Logo Questions Linux Laravel Mysql Ubuntu Git Menu
 

Extended dict-like subclass to support casting and JSON dumping without extras

I need to create an instance t of a dict-like class T that supports both "casting" to a real dict with dict(**t), without reverting to doing dict([(k, v) for k, v in t.items()]). As well as supports dumping as JSON using the standard json library, without extending the normal JSON Encoder (i.e. no function provided for the default parameter).

With t being a normal dict, both work:

import json

def dump(data):
    print(list(data.items()))
    try:
        print('cast:', dict(**data))
    except Exception as e:
        print('ERROR:', e)
    try:
        print('json:', json.dumps(data))
    except Exception as e:
        print('ERROR:', e)

t = dict(a=1, b=2)
dump(t)

printing:

[('a', 1), ('b', 2)]
cast: {'a': 1, 'b': 2}
json: {"a": 1, "b": 2}

However I want t to be an instance of the class T that adds e.g. a key default "on the fly" to its items, so no inserting up-front is possible (actually I want merged keys from one or more instances of T to show up, this is a simplification of that real, much more complex, class).

class T(dict):
    def __getitem__(self, key):
        if key == 'default':
           return 'DEFAULT'
        return dict.__getitem__(self, key)

    def items(self):
        for k in dict.keys(self):
            yield k, self[k]
        yield 'default', self['default']

    def keys(self):
        for k in dict.keys(self):
            yield k 
        yield 'default'

t = T(a=1, b=2)
dump(t)

this gives:

[('a', 1), ('b', 2), ('default', 'DEFAULT')]
cast: {'a': 1, 'b': 2}
json: {"a": 1, "b": 2, "default": "DEFAULT"}

and the cast doesn't work properly because there is no key 'default', and I don't know which "magic" function to provide to make casting work.

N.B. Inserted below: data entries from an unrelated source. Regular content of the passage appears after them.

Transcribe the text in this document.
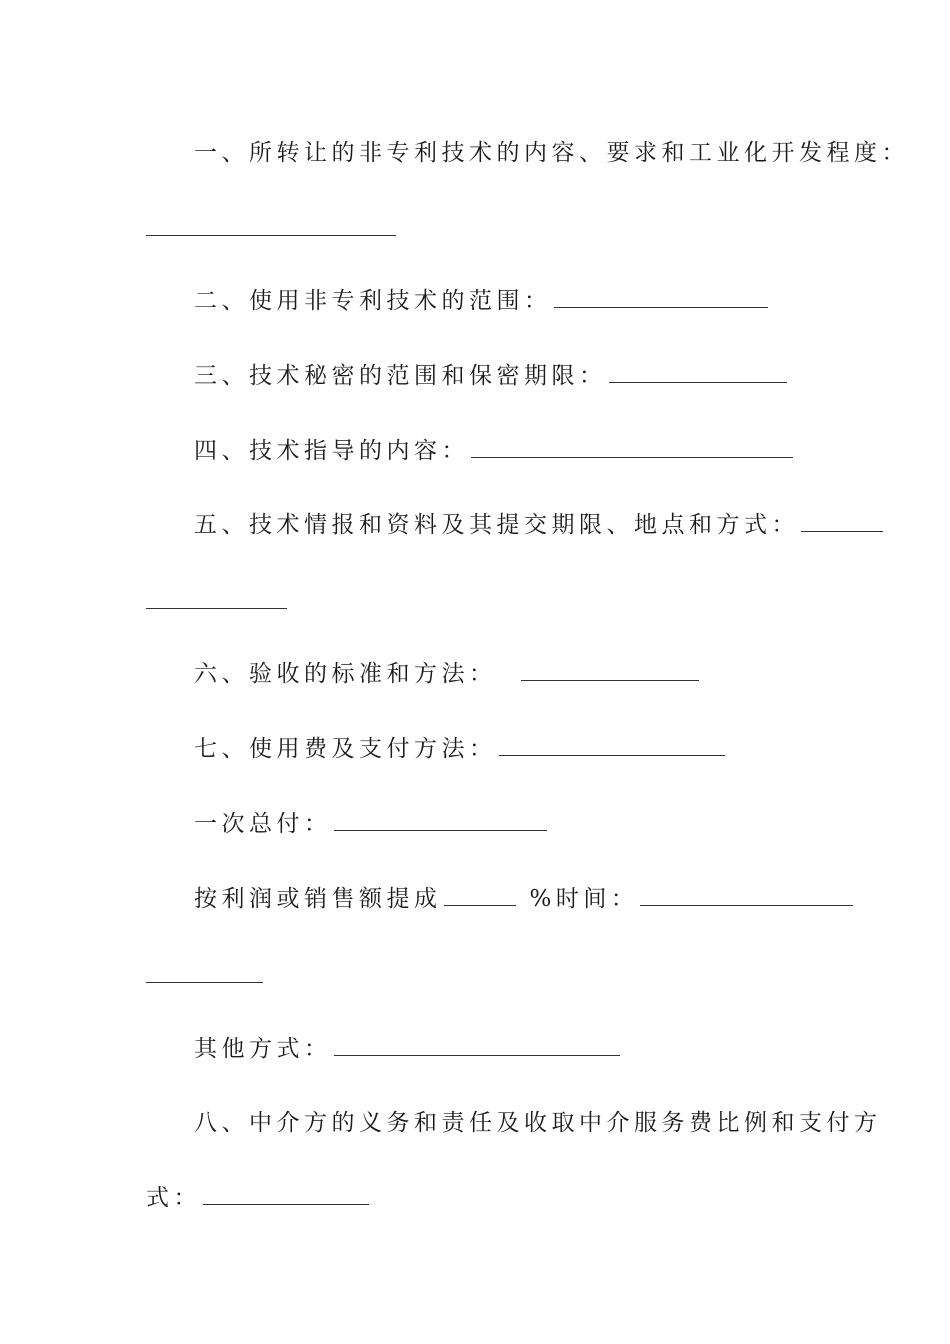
一、所转让的非专利技术的内容、要求和工业化开发程度：
二、使用非专利技术的范围：
三、技术秘密的范围和保密期限：
四、技术指导的内容：
五、技术情报和资料及其提交期限、地点和方式：
六、验收的标准和方法：
七、使用费及支付方法：
一次总付：
按利润或销售额提成	%时间：
其他方式：
八、中介方的义务和责任及收取中介服务费比例和支付方
式：
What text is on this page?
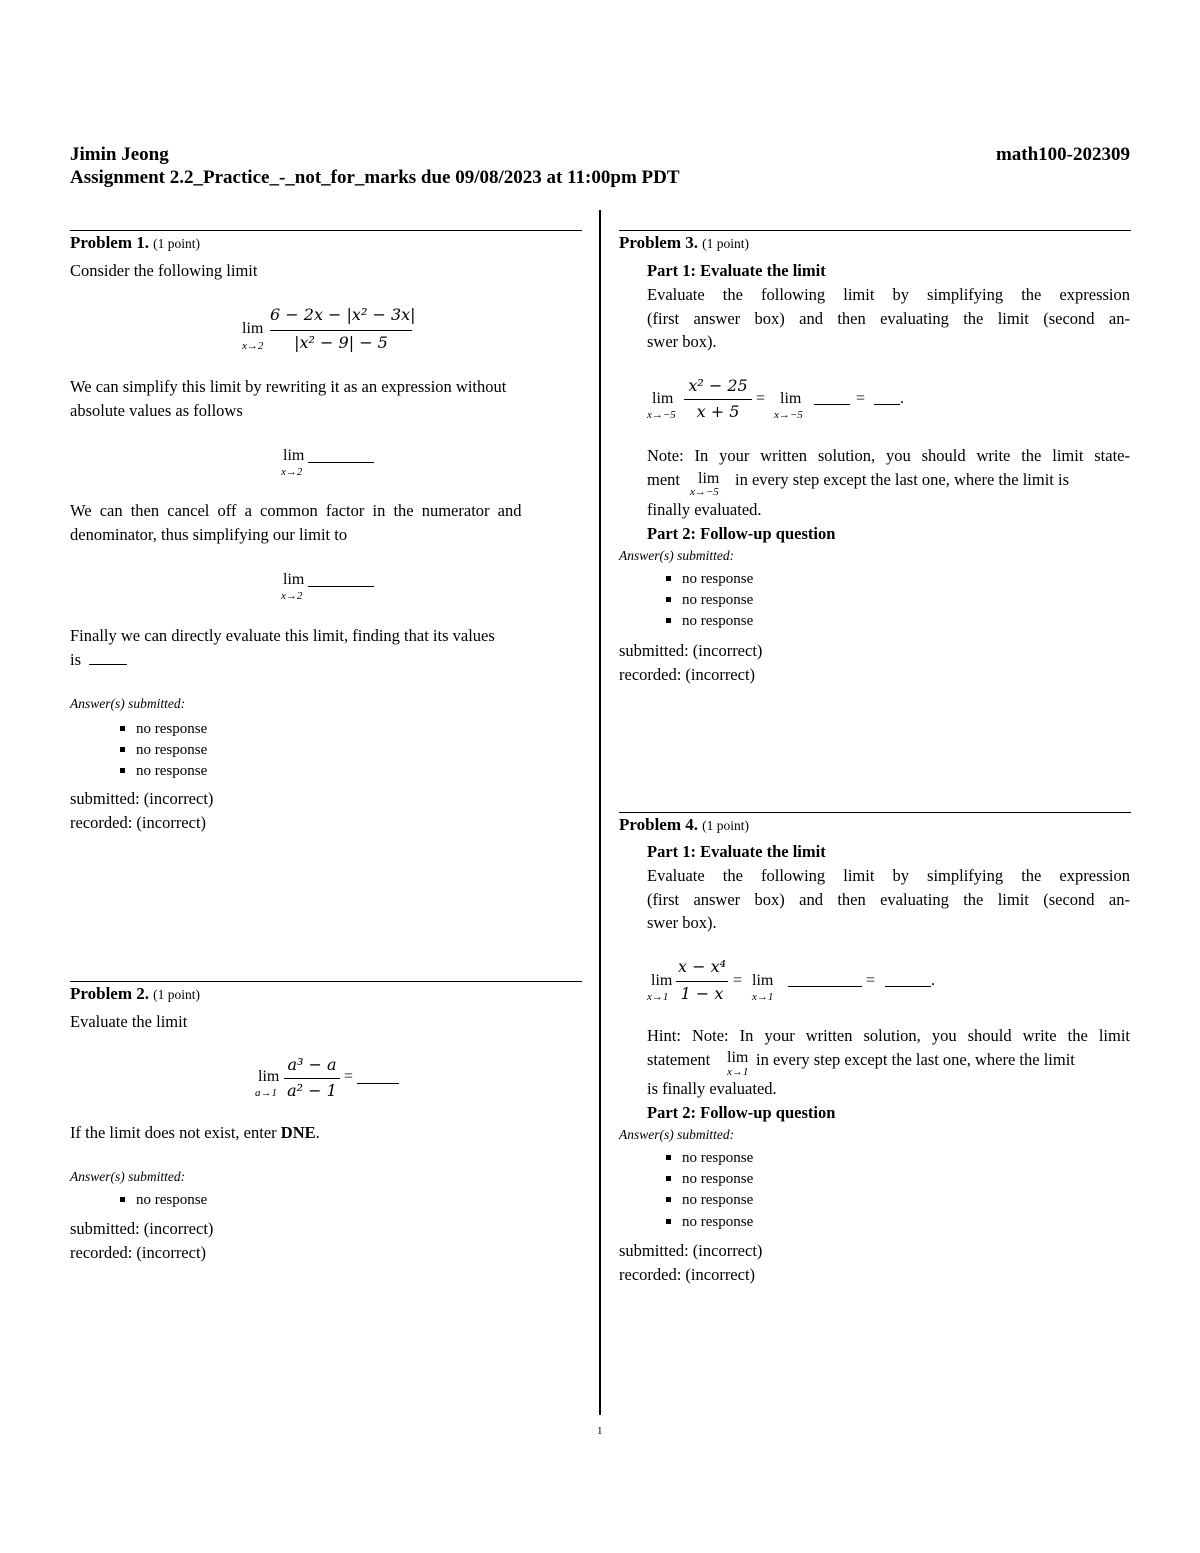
Jimin Jeong	math100-202309
Assignment 2.2_Practice_-_not_for_marks due 09/08/2023 at 11:00pm PDT
Problem 1. (1 point)
Consider the following limit
lim
x→2
6 − 2x − |x² − 3x|
|x² − 9| − 5
We can simplify this limit by rewriting it as an expression without
absolute values as follows
lim
x→2
We can then cancel off a common factor in the numerator and
denominator, thus simplifying our limit to
lim
x→2
Finally we can directly evaluate this limit, finding that its values
is
Answer(s) submitted:
no response
no response
no response
submitted: (incorrect)
recorded: (incorrect)
Problem 2. (1 point)
Evaluate the limit
lim
a→1
a³ − a
a² − 1
=
If the limit does not exist, enter DNE.
Answer(s) submitted:
no response
submitted: (incorrect)
recorded: (incorrect)
Problem 3. (1 point)
Part 1: Evaluate the limit
Evaluate the following limit by simplifying the expression
(first answer box) and then evaluating the limit (second an-
swer box).
lim
x→−5
x² − 25
x + 5
= lim
x→−5
= .
Note: In your written solution, you should write the limit state-
ment lim
x→−5
in every step except the last one, where the limit is
finally evaluated.
Part 2: Follow-up question
Answer(s) submitted:
no response
no response
no response
submitted: (incorrect)
recorded: (incorrect)
Problem 4. (1 point)
Part 1: Evaluate the limit
Evaluate the following limit by simplifying the expression
(first answer box) and then evaluating the limit (second an-
swer box).
lim
x→1
x − x⁴
1 − x
= lim
x→1
=	.
Hint: Note: In your written solution, you should write the limit
statement lim
x→1
in every step except the last one, where the limit
is finally evaluated.
Part 2: Follow-up question
Answer(s) submitted:
no response
no response
no response
no response
submitted: (incorrect)
recorded: (incorrect)
1
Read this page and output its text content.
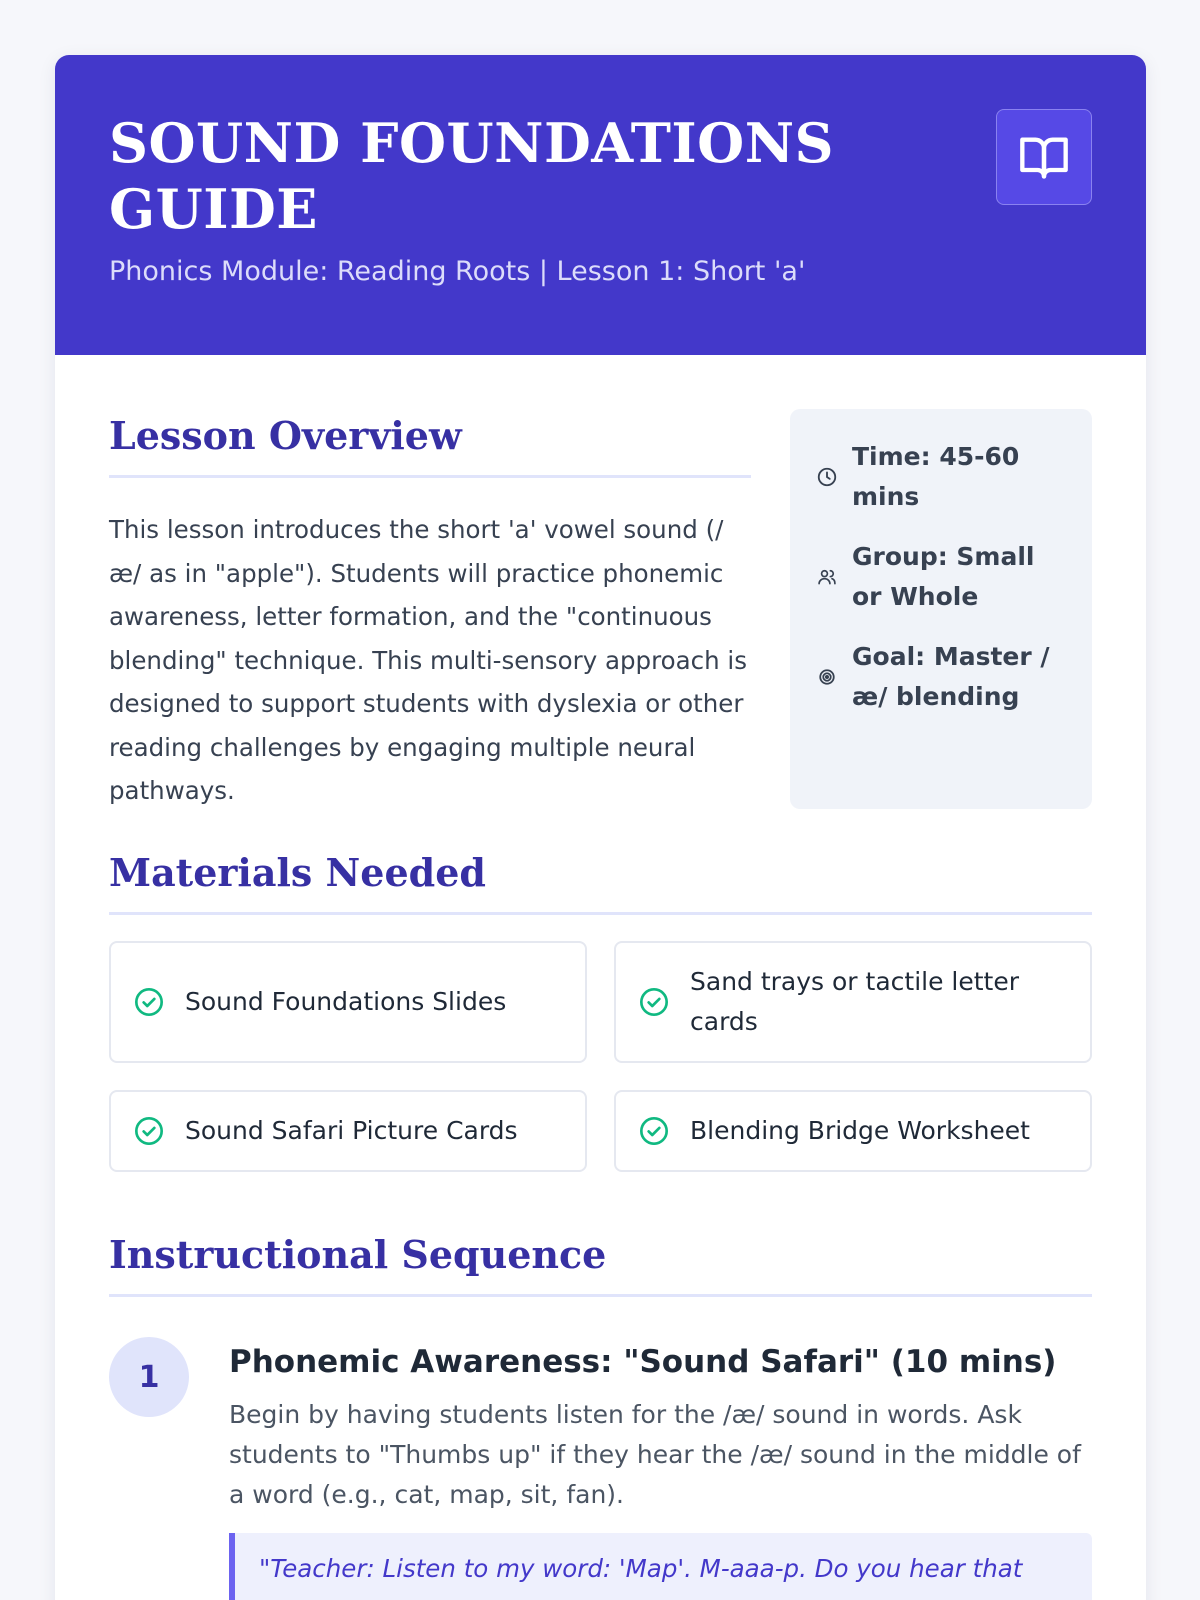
SOUND FOUNDATIONS GUIDE
Phonics Module: Reading Roots | Lesson 1: Short 'a'
Lesson Overview

This lesson introduces the short 'a' vowel sound (/æ/ as in "apple"). Students will practice phonemic awareness, letter formation, and the "continuous blending" technique. This multi-sensory approach is designed to support students with dyslexia or other reading challenges by engaging multiple neural pathways.

Time: 45-60 mins
Group: Small or Whole
Goal: Master /æ/ blending
Materials Needed
Sound Foundations Slides
Sand trays or tactile letter cards
Sound Safari Picture Cards	Blending Bridge Worksheet
Instructional Sequence
1	Phonemic Awareness: "Sound Safari" (10 mins)

Begin by having students listen for the /æ/ sound in words. Ask students to "Thumbs up" if they hear the /æ/ sound in the middle of a word (e.g., cat, map, sit, fan).

"Teacher: Listen to my word: 'Map'. M-aaa-p. Do you hear that
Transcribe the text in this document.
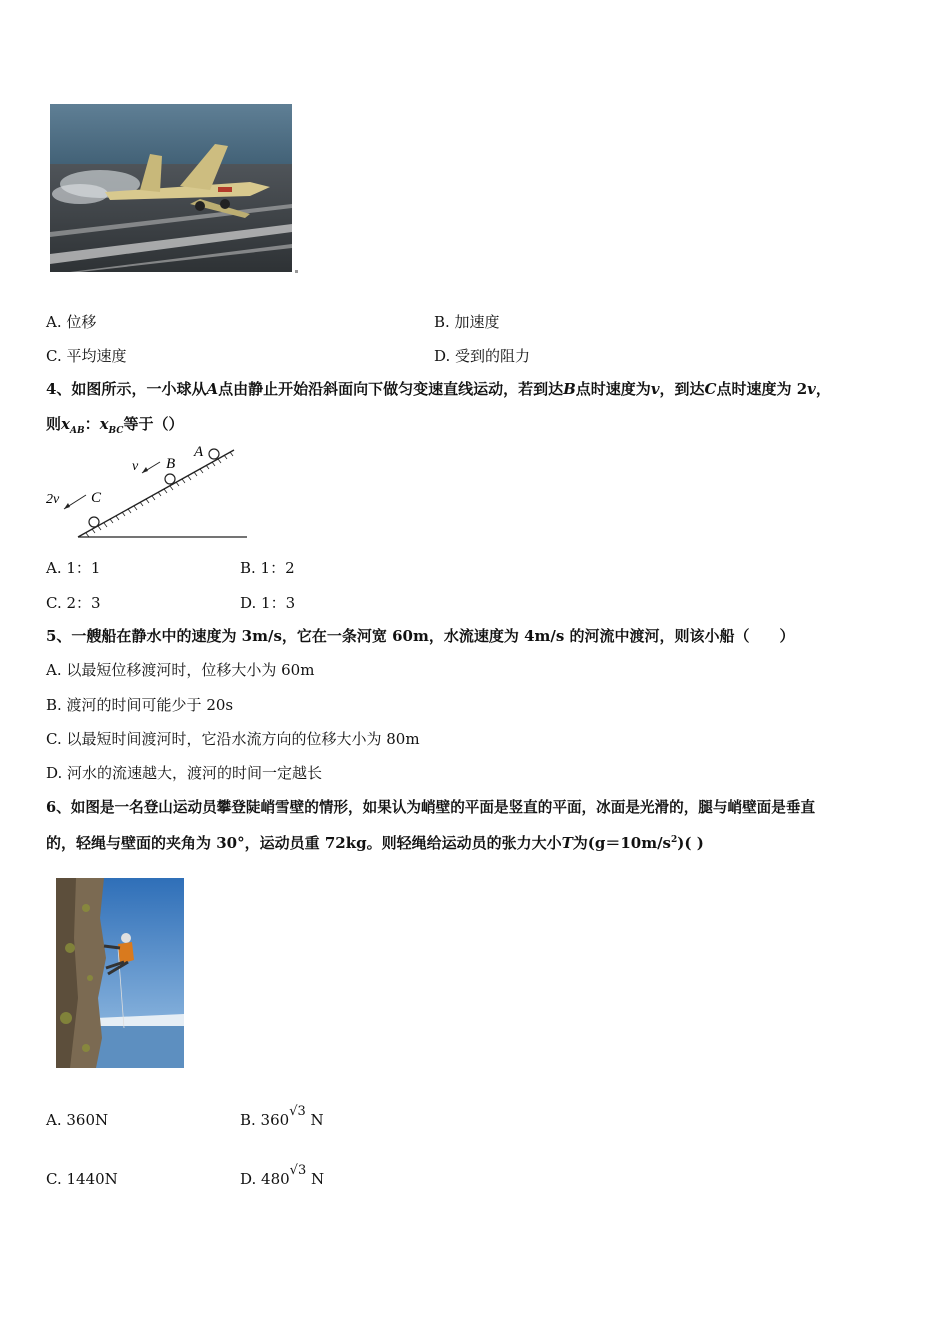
A. 位移	B. 加速度
C. 平均速度	D. 受到的阻力
4、如图所示，一小球从A点由静止开始沿斜面向下做匀变速直线运动，若到达B点时速度为v，到达C点时速度为 2v，
则$x_{AB}$：$x_{BC}$等于（）
v B
A
2v C
A. 1：1	B. 1：2
C. 2：3	D. 1：3
5、一艘船在静水中的速度为 3m/s，它在一条河宽 60m，水流速度为 4m/s 的河流中渡河，则该小船（　　）
A. 以最短位移渡河时，位移大小为 60m
B. 渡河的时间可能少于 20s
C. 以最短时间渡河时，它沿水流方向的位移大小为 80m
D. 河水的流速越大，渡河的时间一定越长
6、如图是一名登山运动员攀登陡峭雪壁的情形，如果认为峭壁的平面是竖直的平面，冰面是光滑的，腿与峭壁面是垂直
的，轻绳与壁面的夹角为 30°，运动员重 72kg。则轻绳给运动员的张力大小T为$(g=10m/s^2)$( )
A. 360N	B. 360√3 N
C. 1440N	D. 480√3 N
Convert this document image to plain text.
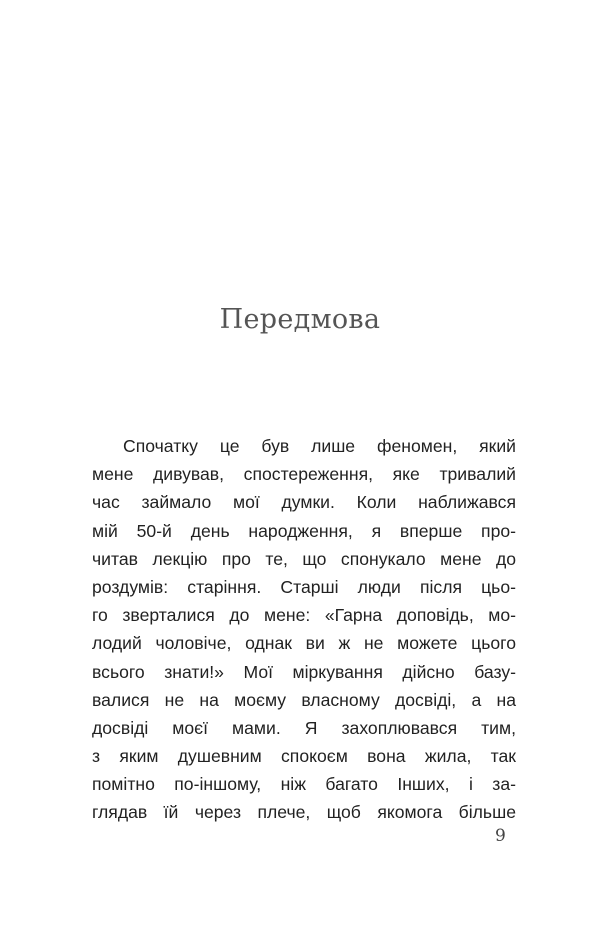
Передмова
Спочатку це був лише феномен, який
мене дивував, спостереження, яке тривалий
час займало мої думки. Коли наближався
мій 50-й день народження, я вперше про-
читав лекцію про те, що спонукало мене до
роздумів: старіння. Старші люди після цьо-
го зверталися до мене: «Гарна доповідь, мо-
лодий чоловіче, однак ви ж не можете цього
всього знати!» Мої міркування дійсно базу-
валися не на моєму власному досвіді, а на
досвіді моєї мами. Я захоплювався тим,
з яким душевним спокоєм вона жила, так
помітно по-іншому, ніж багато Інших, і за-
глядав їй через плече, щоб якомога більше
9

When I build T upon the functionality that collections.abc implements, and provide the required abstract methods in the subclass, casting works:

from collections.abc import MutableMapping

class TIter:
    def __init__(self, t):
        self.keys = list(t.d.keys()) + ['default']
        self.index = 0

    def __next__(self):
        if self.index == len(self.keys):
            raise StopIteration
        res = self.keys[self.index]
        self.index += 1
        return res

class T(MutableMapping):
    def __init__(self, **kw):
        self.d = dict(**kw)

    def __delitem__(self, key):
        if key != 'default':
            del self.d[key]

    def __len__(self):
        return len(self.d) + 1

    def __setitem__(self, key, v):
        if key != 'default':
            self.d[key] = v

    def __getitem__(self, key):
        if key == 'default':
           return 'DEFAULT'
        # return None
        return self.d[key]

    def __iter__(self):
        return TIter(self)

t = T(a=1, b=2)
dump(t)

which gives:

[('a', 1), ('b', 2), ('default', 'DEFAULT')]
cast: {'a': 1, 'b': 2, 'default': 'DEFAULT'}
ERROR: Object of type 'T' is not JSON serializable

The JSON dumping fails because that dumper cannot handle MutableMapping subclasses, it explicitly tests on the C level using PyDict_Check.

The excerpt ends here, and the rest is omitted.